Despite not being able to compete at the Malaysia Open in January due to injury, Shida still wanted to be involved at the Super 1000 event, someway, somehow. She approached the BWF Communications team to enquire about the possibility of conducting post match interviews, to get a sense of “the experience journalism brings”.
Typically after a match, players sign autographs or pose for pictures with fans before fulfilling media obligations in the mixed zone.
On Friday, 13 January, world No.1 Yamaguchi had defeated Mia Blichfeldt to reach the Malaysia Open semifinals. Hiding in the Axiata Arena mixed zone, round the corner behind a door to not give the game away, was Shida. The 25-year-old had been briefed on how to prepare questions, act behind the camera, and the works.
Shida confessed to “being very nervous and excited” but was engrossed enough to want to wear a BWF jacket.
Here’s what happened when Yamaguchi arrived and Shida stepped forward.

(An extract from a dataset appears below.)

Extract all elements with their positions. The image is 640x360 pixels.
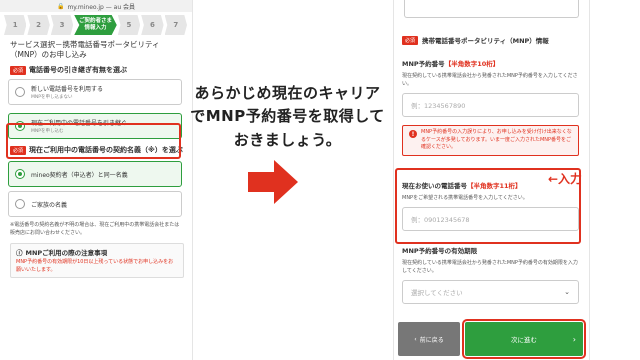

“I wanted to surprise Yamaguchi. I think it worked, she was shocked,” giggled Shida after pulling off the assignment.
“The whole experience was enjoyable. I wanted to see if a top player would answer my questions with me on the other side. It’s seldom that players get an opportunity like this. I was more nervous behind the camera than in front of it.
“I’m very interested in how the media works and the uniform was a nice touch. I’m not a reporter but I tried to talk in a polite way.”
As is apparent in the video, Shida received 70 points for her performance from Yamaguchi.
“She’s good but could do with more practice,” jested Yamaguchi later.
Thrilled by the experience, and her compatriot’s seal of approval, Shida has promised to return for another go at being a journalist when circumstances allow.